The battle is still on.


Alright, I guess that's settled.


I'm drawn to instances in which both meanings work. Such as, "he was begging the question of sex when he walked into her kitchen naked."


Are there any non-sexual examples of a dual meaning?


Elections.


I don't want to open up a war on two fronts, but I'd like to see some action taken against the use of "to no end," to mean "a great deal" (where "no end" would be more appropriate), rather than "without purpose."

This particular misuse annoys me to no end.


I agree with you Adam, the recent meaning of "begging the question" is simply illiterate; it can never replace the original meaning. At best it can just destroy it. But it will never be the case that begging the question means begging for the question. Certainly not in anyone's kitchen in the circumstances proposed above, Brad. Is that a quote form a bad novel, or what?


I didn't even listen to Yorke's solo album once all the way through.


In a footnote to "Kant's Transcendental Proof of Realism" Kenneth Westphal claims that the "demands a further question" use is British, while the "conclusion is presumed by a premise" use is American. He then compliments German for using the Latin "petitio principii" to avoid this mess.


The OED doesn't mention the "demand a further question" use, so I think Westphal is probably wrong there.


Since we're picking nits, the game should not be called Six Degree of Kevin Bacon. The entire world is theoretically separated by only six degrees, so linking somebody to Kevin Bacon in so many steps should be ridiculously easy.

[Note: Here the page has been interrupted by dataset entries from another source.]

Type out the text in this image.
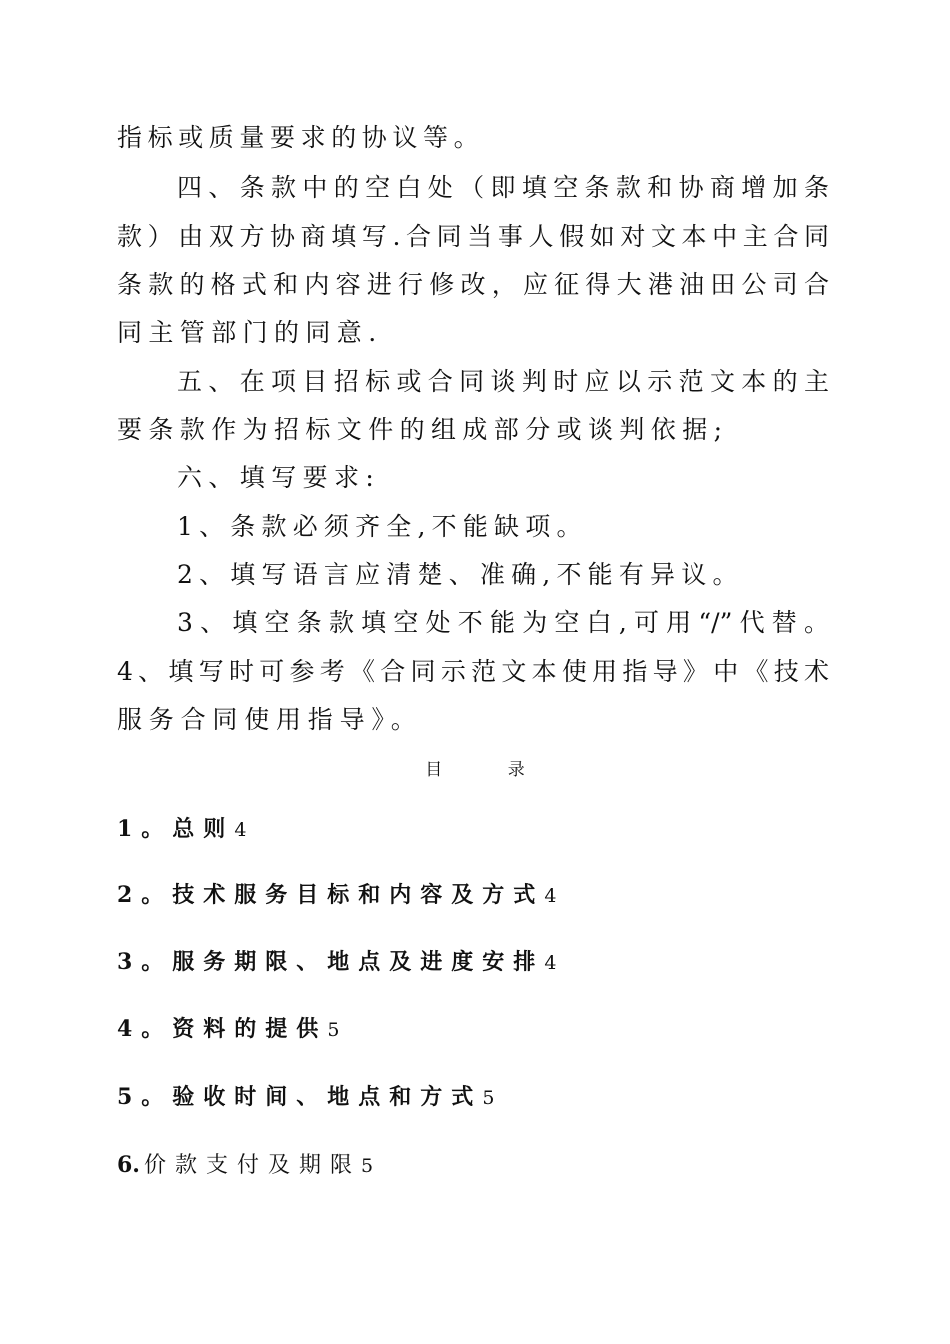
指标或质量要求的协议等。
四、条款中的空白处（即填空条款和协商增加条
款）由双方协商填写.合同当事人假如对文本中主合同
条款的格式和内容进行修改，应征得大港油田公司合
同主管部门的同意.
五、在项目招标或合同谈判时应以示范文本的主
要条款作为招标文件的组成部分或谈判依据;
六、填写要求:
1、条款必须齐全,不能缺项。
2、填写语言应清楚、准确,不能有异议。
3、填空条款填空处不能为空白,可用“/”代替。
4、填写时可参考《合同示范文本使用指导》中《技术
服务合同使用指导》。
目 录
1。总则4
2。技术服务目标和内容及方式4
3。服务期限、地点及进度安排4
4。资料的提供5
5。验收时间、地点和方式5
6. 价款支付及期限5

For example, I met Ryan Stiles of Whose Line is it Anyway? and Drew Carey fame. He was on Two and a Half Men with Charlie Sheen last night. Charlie Sheen was in Navy Seals with Bill Paxton, who was in Apollo 13 with Kevin Bacon. See? Even I'm only four degrees from Kevin Bacon, and I'm not even an actor. The game should be 3 Degrees of Kevin Bacon, as it was originally proposed when I first heard of it (on Mad About You).

That is all.


Degree should have been plural in that first sentence. Damn.


The Hatred isn't up, but it's Blogger's fault, not Marta's.

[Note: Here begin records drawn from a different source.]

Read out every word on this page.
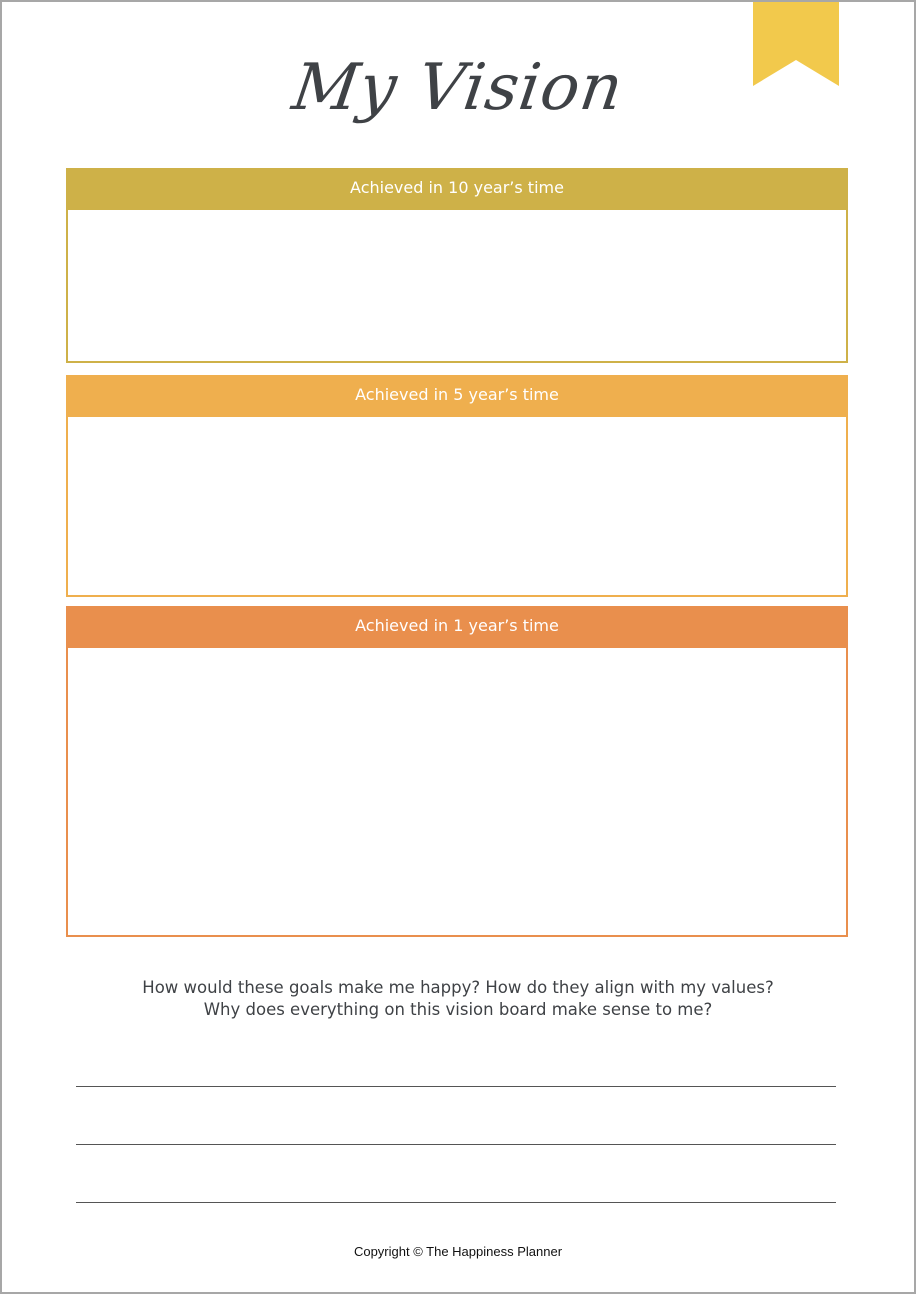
My Vision
Achieved in 10 year’s time
Achieved in 5 year’s time
Achieved in 1 year’s time
How would these goals make me happy? How do they align with my values?
Why does everything on this vision board make sense to me?
Copyright © The Happiness Planner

Daniel's point reminds me I've noticed that the British do put it differently, at least sometimes: I've seen puts the question in an old English law report. For some reason I didn't learn what "begging the question" meant until I was grown up, although I must have been familiar with the concept.


Matt in Toledo:

Ummm...if the "six degrees of Kevin Bacon" thing is all about movies, isn't it actually *harder* to play when you just have to stick with persons who have appeared in movies and link them with other persons who have appeared in other movies. I mean, of course everyone in the whole wide world is linked withing six degrees, but then that would make the Kevin Bacon game non-sensical. The first thing I asked myself when I read Adam's post was: "What movie was Henri de Man in?" Only then would that reference be of any help for future "six degrees of Kevin Bacon games."

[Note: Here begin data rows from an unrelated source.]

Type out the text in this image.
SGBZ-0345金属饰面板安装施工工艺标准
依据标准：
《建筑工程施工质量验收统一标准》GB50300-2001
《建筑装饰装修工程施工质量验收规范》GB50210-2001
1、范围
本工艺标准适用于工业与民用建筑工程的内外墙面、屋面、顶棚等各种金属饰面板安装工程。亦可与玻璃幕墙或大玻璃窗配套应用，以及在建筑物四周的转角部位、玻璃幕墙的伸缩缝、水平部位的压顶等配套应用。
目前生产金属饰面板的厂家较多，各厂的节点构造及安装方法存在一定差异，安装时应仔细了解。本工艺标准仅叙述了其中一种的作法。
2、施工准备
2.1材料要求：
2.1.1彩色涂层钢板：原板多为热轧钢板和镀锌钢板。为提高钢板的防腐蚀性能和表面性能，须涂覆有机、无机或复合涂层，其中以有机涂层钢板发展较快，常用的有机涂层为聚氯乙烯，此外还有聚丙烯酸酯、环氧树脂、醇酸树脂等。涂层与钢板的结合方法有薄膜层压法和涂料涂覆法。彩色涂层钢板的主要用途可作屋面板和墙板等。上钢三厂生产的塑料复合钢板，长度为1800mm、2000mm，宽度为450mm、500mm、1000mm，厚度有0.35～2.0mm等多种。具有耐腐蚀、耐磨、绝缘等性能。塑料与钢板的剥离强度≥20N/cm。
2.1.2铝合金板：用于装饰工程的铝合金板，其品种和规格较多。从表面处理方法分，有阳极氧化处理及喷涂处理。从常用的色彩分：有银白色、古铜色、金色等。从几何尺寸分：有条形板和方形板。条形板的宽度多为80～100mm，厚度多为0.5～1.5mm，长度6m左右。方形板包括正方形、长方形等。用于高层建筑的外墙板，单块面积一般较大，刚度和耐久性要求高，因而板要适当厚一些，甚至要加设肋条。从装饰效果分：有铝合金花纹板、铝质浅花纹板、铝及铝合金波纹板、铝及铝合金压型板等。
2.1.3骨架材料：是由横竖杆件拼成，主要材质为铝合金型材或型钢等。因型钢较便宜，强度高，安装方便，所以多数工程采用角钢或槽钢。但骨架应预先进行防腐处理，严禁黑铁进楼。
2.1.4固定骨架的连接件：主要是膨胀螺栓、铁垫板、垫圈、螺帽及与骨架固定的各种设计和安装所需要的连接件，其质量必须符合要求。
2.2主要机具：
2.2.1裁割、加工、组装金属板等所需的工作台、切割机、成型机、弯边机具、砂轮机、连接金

I hate how a (stupidly) fun game that allows one to display a relative degree of trivial cinematic knowledge and pass time on long road trips is somehow discredited on the basis of one's socio-metaphysical theories and insights.

I hate how such denigrating attitudes toward the game "six degrees of Kevin Bacon" actually irk me so.

I hate that I didn't engage Zizek in a game of six degrees of Kevin Bacon when he was in town last month. (He could have stayed over at my house and we could have played it all night!)

I hate that I was forced to express this hatred in this comment thread, and not in the appropriate "Tuesday Hatred" thread.


This thread is the first time in over ten years that anyone has ever mentioned "Mad About You."


Adam...mission accomplished. Maybe I can work Urkel into a future post.

Nate...I regret that I didn't take into consideration that working only with movie casts limits the field significantly, but I still think the Six Degrees isn't stringent enough and limit myself to Three when the challenge is put before me. It doesn't allow for show-offy inefficiencies in movie and actor selection.


Matt in Toledo:

Fair enough. Three degrees is tough. You're a better man than I!


Sleepers and A Few Good Men are gold mines for that game.


I think six degrees is sufficient if you stipulate that at least one of the films must have been directed by Kurosawa, Truffaut, or Tarkovsky - and only those three. Can it be done?